Les progrès spectaculaires accomplis par de nombreux pays au cours de la décennie écoulée ont remodelé le paysage du développement. Des pays, eux-mêmes pauvres dans un passé récent, sont devenus des acteurs majeurs de la lutte contre la pauvreté dans des pays tiers, aux côtés de la société civile, du secteur privé et des fondations philanthropiques. Les membres du CAD de l’OCDE saluent ces nouveaux acteurs, tout en continuant à maintenir, actualiser et promouvoir les normes rigoureuses, le savoir-faire de qualité et les bonnes pratiques qui sous-tendent leur travail et en encourageant les autres à s’appuyer sur les données issues des expériences réussies. Nous devons donner un nouveau souffle à l’esprit de la coopération pour le développement en œuvrant aux côté de ces acteurs avec créativité, tout en préservant nos valeurs communes.
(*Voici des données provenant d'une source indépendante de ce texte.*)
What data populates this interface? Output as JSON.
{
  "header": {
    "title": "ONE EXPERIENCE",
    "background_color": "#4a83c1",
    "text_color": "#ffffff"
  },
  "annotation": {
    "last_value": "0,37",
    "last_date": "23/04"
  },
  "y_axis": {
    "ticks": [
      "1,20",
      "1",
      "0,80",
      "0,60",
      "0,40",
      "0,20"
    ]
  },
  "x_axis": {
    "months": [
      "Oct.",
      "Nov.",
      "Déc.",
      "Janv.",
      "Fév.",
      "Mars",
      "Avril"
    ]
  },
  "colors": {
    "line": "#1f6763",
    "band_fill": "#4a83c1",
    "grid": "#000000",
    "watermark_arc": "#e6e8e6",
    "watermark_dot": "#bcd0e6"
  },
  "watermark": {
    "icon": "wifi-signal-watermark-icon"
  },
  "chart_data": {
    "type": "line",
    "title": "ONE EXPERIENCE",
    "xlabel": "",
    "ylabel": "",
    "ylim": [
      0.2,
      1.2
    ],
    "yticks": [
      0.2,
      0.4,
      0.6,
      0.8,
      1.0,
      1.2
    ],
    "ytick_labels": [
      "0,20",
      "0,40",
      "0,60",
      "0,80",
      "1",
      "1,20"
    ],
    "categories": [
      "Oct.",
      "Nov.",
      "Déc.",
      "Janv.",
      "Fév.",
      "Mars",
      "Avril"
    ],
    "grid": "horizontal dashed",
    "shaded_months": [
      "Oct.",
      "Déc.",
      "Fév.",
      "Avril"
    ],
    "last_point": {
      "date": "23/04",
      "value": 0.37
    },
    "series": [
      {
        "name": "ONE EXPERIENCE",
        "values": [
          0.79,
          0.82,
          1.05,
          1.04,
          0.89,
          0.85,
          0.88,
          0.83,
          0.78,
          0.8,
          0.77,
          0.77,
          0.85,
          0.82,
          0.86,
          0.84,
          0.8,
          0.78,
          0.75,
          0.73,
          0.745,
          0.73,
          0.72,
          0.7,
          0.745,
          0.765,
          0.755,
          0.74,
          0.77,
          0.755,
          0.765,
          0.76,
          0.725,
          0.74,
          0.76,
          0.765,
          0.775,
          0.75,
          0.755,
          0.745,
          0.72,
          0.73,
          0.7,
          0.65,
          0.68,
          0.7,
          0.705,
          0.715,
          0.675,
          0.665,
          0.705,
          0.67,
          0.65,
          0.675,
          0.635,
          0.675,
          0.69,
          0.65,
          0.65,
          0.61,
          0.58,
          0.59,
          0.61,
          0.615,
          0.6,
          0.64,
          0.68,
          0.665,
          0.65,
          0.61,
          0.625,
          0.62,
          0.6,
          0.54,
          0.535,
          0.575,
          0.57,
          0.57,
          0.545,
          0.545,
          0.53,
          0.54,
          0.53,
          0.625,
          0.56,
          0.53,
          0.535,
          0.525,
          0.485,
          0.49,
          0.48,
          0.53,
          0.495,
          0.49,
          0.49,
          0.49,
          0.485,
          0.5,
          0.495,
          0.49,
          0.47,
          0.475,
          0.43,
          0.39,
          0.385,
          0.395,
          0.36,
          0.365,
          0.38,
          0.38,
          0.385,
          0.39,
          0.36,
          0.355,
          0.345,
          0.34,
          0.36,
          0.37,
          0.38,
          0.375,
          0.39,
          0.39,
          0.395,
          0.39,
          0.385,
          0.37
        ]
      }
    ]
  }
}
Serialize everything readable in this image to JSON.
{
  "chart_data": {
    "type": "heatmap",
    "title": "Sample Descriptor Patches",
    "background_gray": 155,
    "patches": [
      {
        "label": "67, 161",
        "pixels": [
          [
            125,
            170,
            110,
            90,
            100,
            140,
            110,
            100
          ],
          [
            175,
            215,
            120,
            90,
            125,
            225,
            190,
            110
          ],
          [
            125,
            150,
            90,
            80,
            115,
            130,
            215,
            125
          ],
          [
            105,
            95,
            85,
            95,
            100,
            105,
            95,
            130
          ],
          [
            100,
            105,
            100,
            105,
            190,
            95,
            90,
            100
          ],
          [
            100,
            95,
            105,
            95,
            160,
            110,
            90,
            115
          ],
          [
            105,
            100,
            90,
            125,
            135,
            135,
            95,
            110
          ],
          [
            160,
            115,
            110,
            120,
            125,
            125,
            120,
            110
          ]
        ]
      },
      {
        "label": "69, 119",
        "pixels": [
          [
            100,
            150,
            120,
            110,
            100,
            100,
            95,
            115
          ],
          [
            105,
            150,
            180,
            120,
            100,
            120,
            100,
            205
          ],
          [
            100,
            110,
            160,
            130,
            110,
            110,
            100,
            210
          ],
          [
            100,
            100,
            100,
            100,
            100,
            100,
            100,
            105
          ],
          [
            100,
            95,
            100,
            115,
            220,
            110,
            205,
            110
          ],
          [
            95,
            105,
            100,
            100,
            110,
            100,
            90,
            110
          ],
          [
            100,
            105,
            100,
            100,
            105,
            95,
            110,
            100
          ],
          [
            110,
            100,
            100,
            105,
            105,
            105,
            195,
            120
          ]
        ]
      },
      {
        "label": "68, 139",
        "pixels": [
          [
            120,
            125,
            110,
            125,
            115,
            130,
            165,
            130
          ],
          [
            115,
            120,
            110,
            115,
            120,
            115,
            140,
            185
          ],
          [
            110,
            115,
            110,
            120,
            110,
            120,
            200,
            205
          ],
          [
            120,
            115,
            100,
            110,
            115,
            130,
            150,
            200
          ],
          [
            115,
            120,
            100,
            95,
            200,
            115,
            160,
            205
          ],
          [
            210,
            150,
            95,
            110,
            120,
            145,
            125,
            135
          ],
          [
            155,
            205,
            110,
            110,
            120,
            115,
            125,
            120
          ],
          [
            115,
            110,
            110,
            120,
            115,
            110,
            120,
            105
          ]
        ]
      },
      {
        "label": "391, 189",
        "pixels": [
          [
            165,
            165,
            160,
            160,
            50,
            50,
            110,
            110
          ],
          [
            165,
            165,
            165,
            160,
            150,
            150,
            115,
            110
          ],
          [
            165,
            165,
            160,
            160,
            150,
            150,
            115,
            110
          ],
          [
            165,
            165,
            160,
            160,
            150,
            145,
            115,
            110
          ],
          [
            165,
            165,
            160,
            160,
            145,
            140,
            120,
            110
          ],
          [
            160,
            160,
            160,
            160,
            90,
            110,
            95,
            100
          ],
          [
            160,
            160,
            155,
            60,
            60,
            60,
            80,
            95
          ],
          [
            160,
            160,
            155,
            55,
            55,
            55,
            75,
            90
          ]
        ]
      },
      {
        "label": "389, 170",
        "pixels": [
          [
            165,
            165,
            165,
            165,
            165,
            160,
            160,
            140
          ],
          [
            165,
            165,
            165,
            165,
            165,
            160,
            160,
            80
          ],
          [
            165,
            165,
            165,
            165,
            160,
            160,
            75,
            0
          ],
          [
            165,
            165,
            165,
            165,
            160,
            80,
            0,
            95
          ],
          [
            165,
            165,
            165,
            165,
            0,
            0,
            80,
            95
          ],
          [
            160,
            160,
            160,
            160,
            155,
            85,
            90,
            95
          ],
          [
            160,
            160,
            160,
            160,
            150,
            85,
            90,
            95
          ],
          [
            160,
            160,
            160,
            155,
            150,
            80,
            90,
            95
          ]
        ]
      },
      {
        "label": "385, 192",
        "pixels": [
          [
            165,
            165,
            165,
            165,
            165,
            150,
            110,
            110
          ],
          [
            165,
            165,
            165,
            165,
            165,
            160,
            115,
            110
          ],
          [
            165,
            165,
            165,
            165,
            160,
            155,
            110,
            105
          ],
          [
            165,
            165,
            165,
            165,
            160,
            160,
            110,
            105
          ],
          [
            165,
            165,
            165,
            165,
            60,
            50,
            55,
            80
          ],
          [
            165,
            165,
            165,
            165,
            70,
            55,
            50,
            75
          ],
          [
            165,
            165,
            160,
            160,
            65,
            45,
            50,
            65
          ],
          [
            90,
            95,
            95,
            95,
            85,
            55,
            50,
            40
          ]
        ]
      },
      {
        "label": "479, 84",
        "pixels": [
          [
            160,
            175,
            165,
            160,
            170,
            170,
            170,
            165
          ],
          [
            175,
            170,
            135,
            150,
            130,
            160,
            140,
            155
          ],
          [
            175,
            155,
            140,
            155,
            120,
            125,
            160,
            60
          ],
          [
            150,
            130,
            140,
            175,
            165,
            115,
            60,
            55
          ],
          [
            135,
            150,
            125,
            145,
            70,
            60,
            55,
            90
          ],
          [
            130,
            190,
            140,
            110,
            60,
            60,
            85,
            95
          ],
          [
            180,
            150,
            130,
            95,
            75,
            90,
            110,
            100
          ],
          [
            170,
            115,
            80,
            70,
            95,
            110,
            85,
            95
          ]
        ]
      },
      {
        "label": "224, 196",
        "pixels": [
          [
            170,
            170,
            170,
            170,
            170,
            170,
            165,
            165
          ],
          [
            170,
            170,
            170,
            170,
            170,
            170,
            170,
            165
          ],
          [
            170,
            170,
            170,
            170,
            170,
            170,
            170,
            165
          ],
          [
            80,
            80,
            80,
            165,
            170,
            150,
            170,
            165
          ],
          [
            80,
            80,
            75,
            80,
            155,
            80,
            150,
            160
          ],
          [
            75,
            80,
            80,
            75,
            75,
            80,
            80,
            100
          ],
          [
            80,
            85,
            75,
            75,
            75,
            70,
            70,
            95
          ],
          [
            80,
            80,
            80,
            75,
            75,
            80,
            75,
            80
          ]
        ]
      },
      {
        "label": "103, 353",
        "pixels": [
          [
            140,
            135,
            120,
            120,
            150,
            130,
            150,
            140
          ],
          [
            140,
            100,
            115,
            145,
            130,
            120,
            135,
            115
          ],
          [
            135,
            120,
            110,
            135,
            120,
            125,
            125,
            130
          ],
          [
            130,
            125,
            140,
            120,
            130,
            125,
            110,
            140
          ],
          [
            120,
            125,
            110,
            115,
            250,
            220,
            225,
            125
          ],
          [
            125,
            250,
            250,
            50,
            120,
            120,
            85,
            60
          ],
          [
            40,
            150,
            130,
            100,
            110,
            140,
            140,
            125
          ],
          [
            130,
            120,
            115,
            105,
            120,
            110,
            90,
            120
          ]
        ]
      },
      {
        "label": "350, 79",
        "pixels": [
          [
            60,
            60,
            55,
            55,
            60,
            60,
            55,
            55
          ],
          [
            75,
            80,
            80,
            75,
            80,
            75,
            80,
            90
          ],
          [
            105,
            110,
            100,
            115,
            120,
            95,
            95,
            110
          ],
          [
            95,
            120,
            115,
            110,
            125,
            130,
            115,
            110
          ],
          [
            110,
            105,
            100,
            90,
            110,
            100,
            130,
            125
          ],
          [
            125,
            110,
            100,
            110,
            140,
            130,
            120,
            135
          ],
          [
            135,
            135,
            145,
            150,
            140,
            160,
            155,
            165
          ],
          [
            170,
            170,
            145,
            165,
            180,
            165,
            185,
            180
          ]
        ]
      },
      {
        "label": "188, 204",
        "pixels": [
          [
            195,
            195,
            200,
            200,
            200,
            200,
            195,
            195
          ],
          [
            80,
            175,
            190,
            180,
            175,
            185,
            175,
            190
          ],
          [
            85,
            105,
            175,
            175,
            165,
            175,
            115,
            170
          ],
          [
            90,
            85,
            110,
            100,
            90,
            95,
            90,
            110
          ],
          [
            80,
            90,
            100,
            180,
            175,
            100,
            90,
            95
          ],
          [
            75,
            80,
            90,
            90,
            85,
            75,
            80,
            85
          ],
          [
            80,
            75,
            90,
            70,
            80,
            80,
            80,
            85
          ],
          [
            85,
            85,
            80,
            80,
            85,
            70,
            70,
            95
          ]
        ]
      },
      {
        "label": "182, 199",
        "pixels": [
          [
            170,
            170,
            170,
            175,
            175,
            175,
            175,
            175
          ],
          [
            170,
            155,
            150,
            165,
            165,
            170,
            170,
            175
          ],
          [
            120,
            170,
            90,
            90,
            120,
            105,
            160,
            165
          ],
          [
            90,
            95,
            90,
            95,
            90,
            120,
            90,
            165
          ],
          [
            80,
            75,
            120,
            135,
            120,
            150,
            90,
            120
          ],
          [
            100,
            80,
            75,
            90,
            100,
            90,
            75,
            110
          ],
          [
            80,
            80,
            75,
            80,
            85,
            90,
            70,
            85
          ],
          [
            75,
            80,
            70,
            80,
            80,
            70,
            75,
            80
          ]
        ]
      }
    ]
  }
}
Le monde complexe, connecté, d’aujourd’hui, exige des pouvoirs publics qu’ils appuient plus activement la coopération pour le développement, et qu’ils expliquent plus efficacement pourquoi elle est importante. Nous devons être honnêtes quant aux multiples défis auxquels elle est confrontée et montrer qu’en dépit de ses insuffisances, la coopération pour le développement peut aider à construire un monde meilleur. En jouant de nos forces spécifiques et en faisant preuve d’agilité face aux changements qui s’imposent, nous ferons en sorte que la coopération pour le développement demeure dynamique et efficace pour bâtir un meilleur avenir pour tous.